Dopo aver riportato un giudizio di Alberto Savinio, risalente agli anni ’30 (“Redattore di romanzi mensili e popolari, Georges Simenon, sotto sotto, è un Dostojevski mancato”) – giudizio che considera “Una svista: Dostojevski non c’entra” – Sciascia cita un brano di un’intervista in cui al romanziere belga viene proposta una terna di scrittori – Balzac, Gogol, Dostojevski – tra i quali scegliere il suo “protettore”. Fra i tre, il creatore del commissario Maigret indica Gogol, al quale aggiunge, come secondo padrino, Cechov. Ed è sulle caratteristiche di questa coppia di scrittori che Sciascia costruisce il suo giudizio su Simenon, giudizio che qualsiasi lettore dei romanzi di Simenon, con o senza Maigret, non può non condividere: “Gogol e Cecov: lo scrittore che vede e lo scrittore che ama.
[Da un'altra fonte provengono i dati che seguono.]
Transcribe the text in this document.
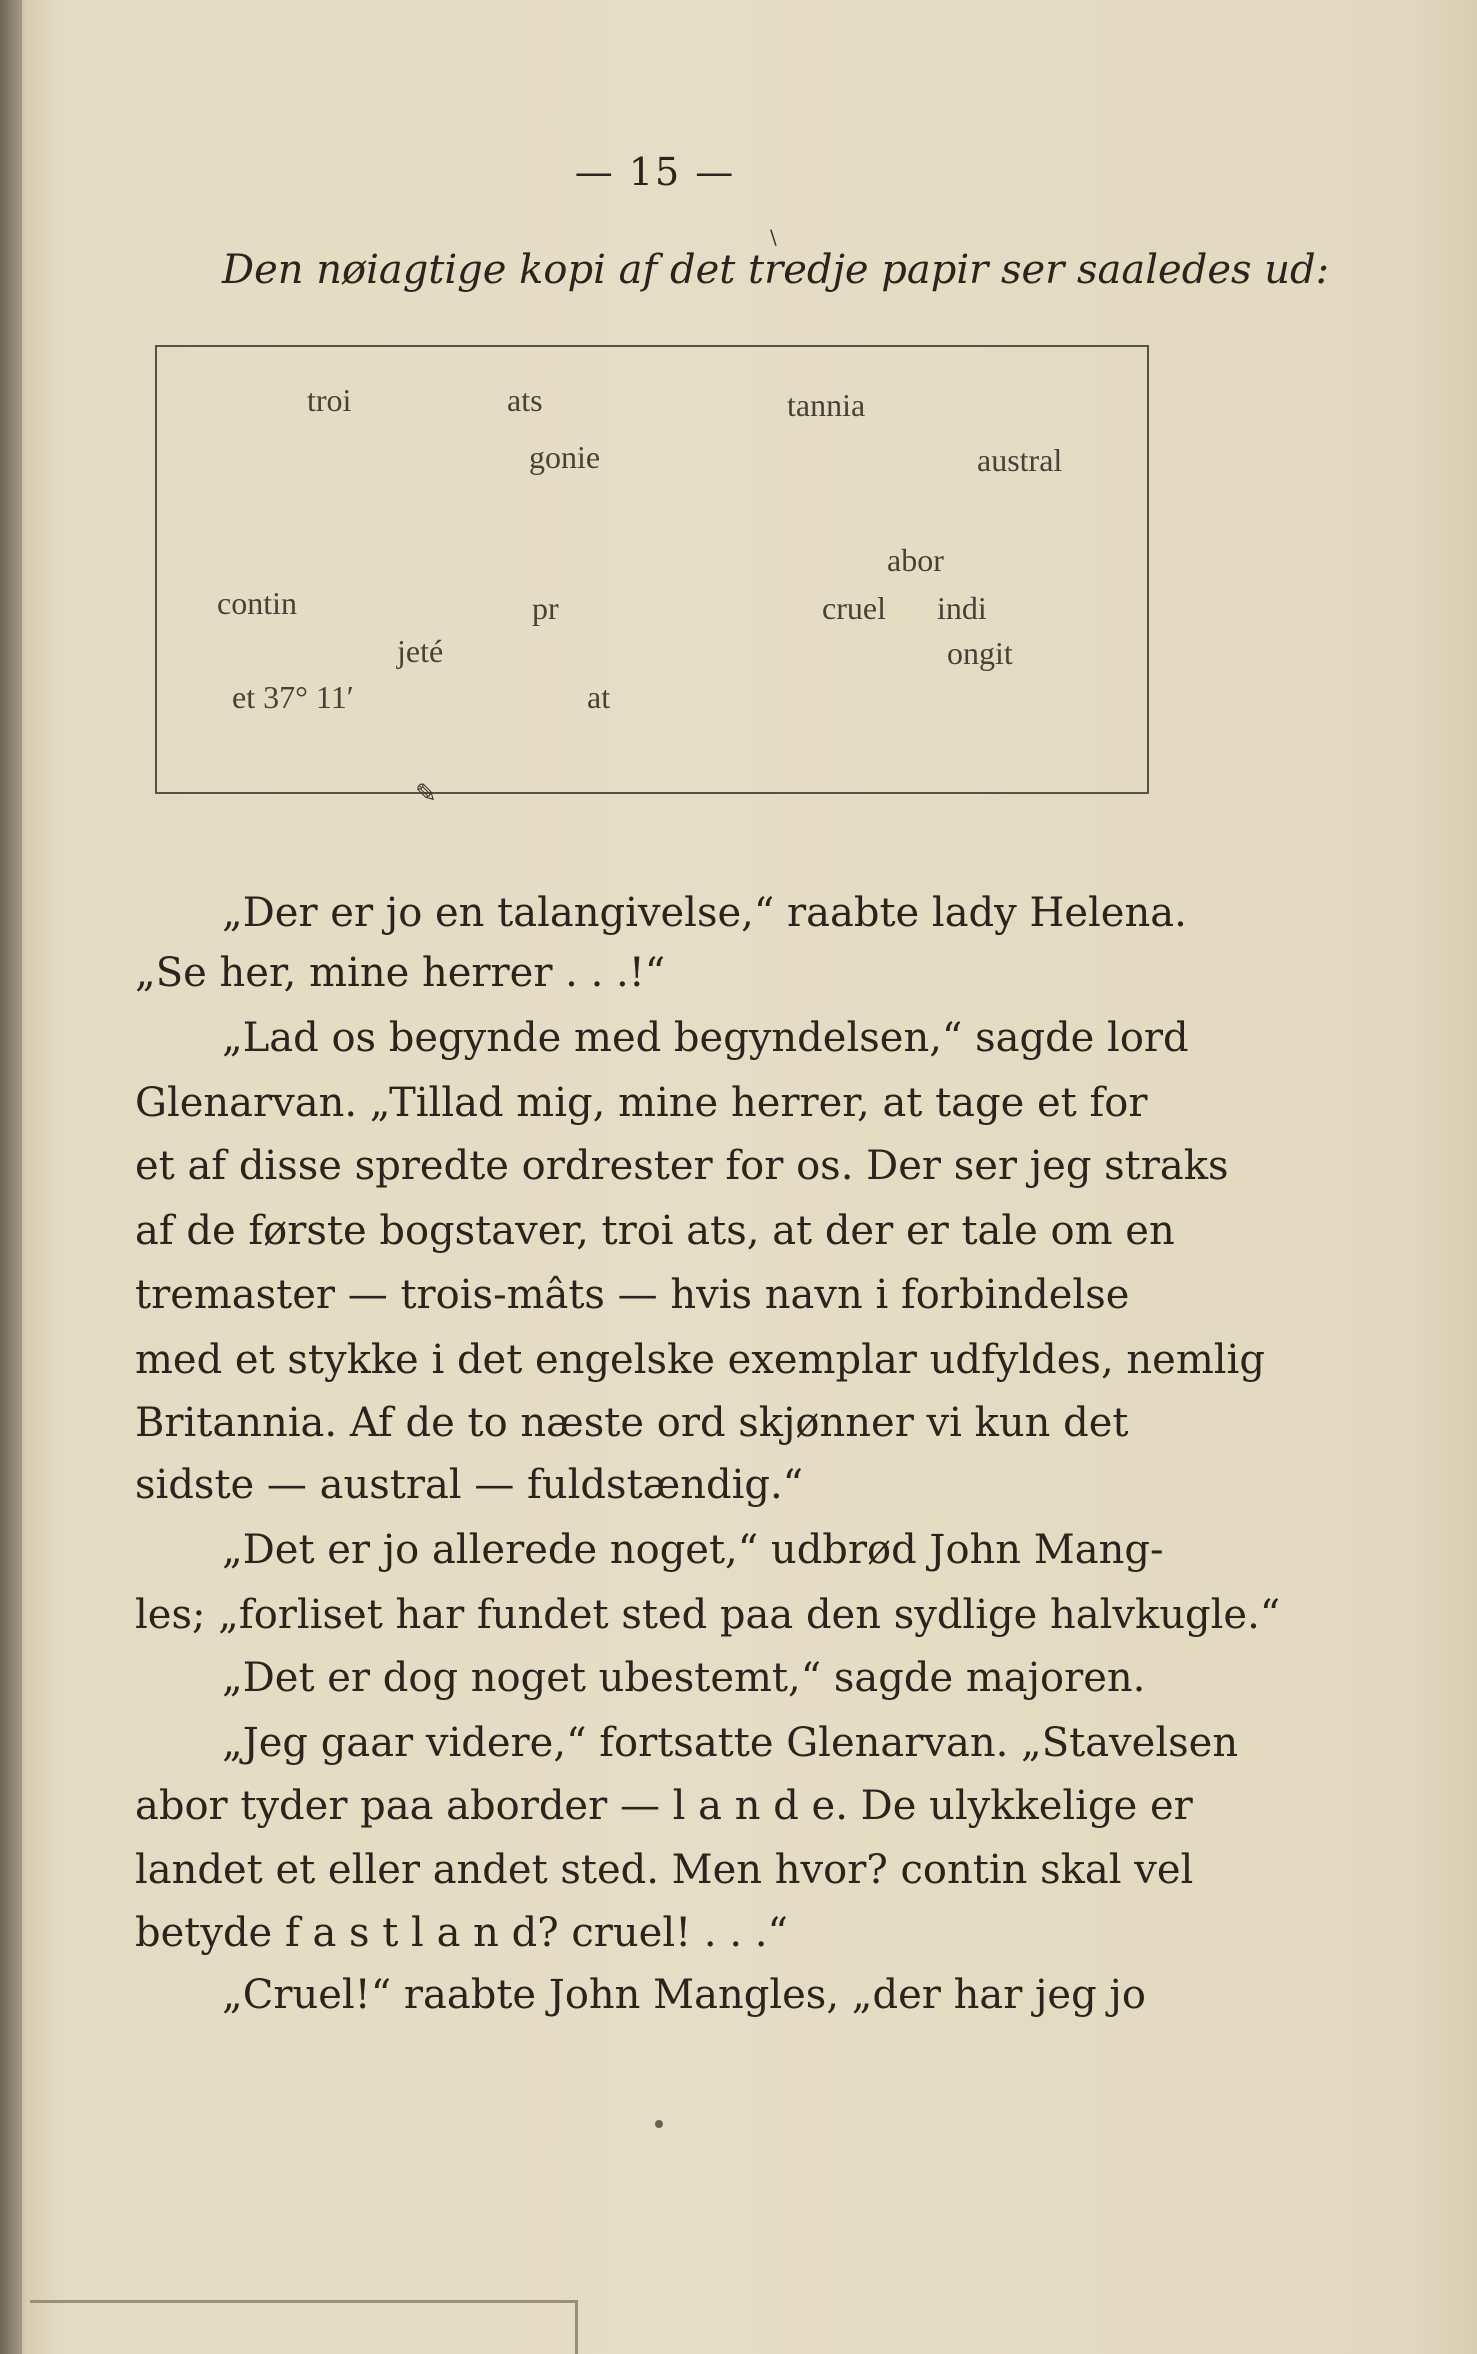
— 15 —
\
Den nøiagtige kopi af det tredje papir ser saaledes ud:
✎
troi	ats	tannia
gonie	austral
abor
contin	pr	cruel indi
jeté	ongit
et 37° 11′	at
„Der er jo en talangivelse,“ raabte lady Helena.
„Se her, mine herrer . . .!“
„Lad os begynde med begyndelsen,“ sagde lord
Glenarvan. „Tillad mig, mine herrer, at tage et for
et af disse spredte ordrester for os. Der ser jeg straks
af de første bogstaver, troi ats, at der er tale om en
tremaster — trois-mâts — hvis navn i forbindelse
med et stykke i det engelske exemplar udfyldes, nemlig
Britannia. Af de to næste ord skjønner vi kun det
sidste — austral — fuldstændig.“
„Det er jo allerede noget,“ udbrød John Mang-
les; „forliset har fundet sted paa den sydlige halvkugle.“
„Det er dog noget ubestemt,“ sagde majoren.
„Jeg gaar videre,“ fortsatte Glenarvan. „Stavelsen
abor tyder paa aborder — l a n d e. De ulykkelige er
landet et eller andet sted. Men hvor? contin skal vel
betyde f a s t l a n d? cruel! . . .“
„Cruel!“ raabte John Mangles, „der har jeg jo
E il vedere gli uomini e l’amarli si possono considerare come qualità peculiari di Simenon: qualità che permettono allo scrittore di giungere alla verità dell’uomo così come a Maigret permettono di giungere alla soluzione di un caso – scrive Sciascia. E prosegue – Il metodo di Maigret per giungere alla soluzione di un mistero poliziesco praticamente si ripete in tutti i romanzi di Simenon: è la tecnica narrativa di Simenon, il suo modo di ordinare la realtà, di darle un senso, di collegare le cause agli effetti, di far scaturire dal mistero la verità. Maigret vede: vede perché ama. Non c’è personaggio, nella letteratura contemporanea, che ami la vita e gli uomini quanto Maigret. Non c’è, dopo Cecov, scrittore che ami così profondamente, così minutamente, così religiosamente la vita e gli uomini come Georges Simenon”.
  
Dopo aver studiato il rapporto di Sciascia con Simenon, e averlo descritto nel saggio presentato a Liegi nel dicembre 2014, Paolo Squillacioti ha appena dato alle stampe una raccolta degli scritti sciasciani sulla letteratura poliziesca. Era inevitabile che ciò accadesse, prima o poi. Nell’ambito dell’opera di Sciascia, i gialli occupano un posto di primo piano. Alcuni dei suoi romanzi più famosi possono infatti essere definiti dei gialli: da Il giorno della civetta a Todo modo, da A ciascuno il suo a Il contesto. Una parodia, dal crepuscolare Il cavaliere e la morte all’estremo Una storia semplice. Si tratta di gialli piuttosto particolari, di un genere che Squillacioti definisce “poliziesco impuro, sistematicamente privo di uno scioglimento positivo della vicenda, in cui la nar­razione è puntellata da ele­menti saggistici e so­ste­nuta da un forte afflato etico e civile”.
   Considerata l’importanza attribuita da Sciascia a Simenon, non è forse un caso che il titolo scelto per il volume sia Il metodo di Maigret e altri scritti sul giallo (Piccola Biblioteca Adelphi n. 715, pp. 191, Milano 2018). Diviso in tre parti – Storia e funzione del giallo, Il commissario Maigret, Giallisti al lavoro – seguite dalla preziosa Nota al testo del curatore, il volume può essere considerato una sorta di enciclopedia del giallo secondo Sciascia.
   Per concludere. Simenon non è soltanto il creatore del commissario Maigret, ma è anche l’autore di altre decine di romanzi, di varia ambientazione e localizzazione. E in tutti si possono rintracciare le caratteristiche che Sciascia individua nello scrittore Simenon e nella sua creatura Jules Maigret. Quanto al guidare l’automobile: come l’avvocato Lucien Gobillot, e come Leonardo Sciascia, anche il commissario Maigret non sa guidare. Georges Simenon, invece, non solo sapeva guidare, ma amava le belle automobili, per le quali spendeva cifre notevolissime.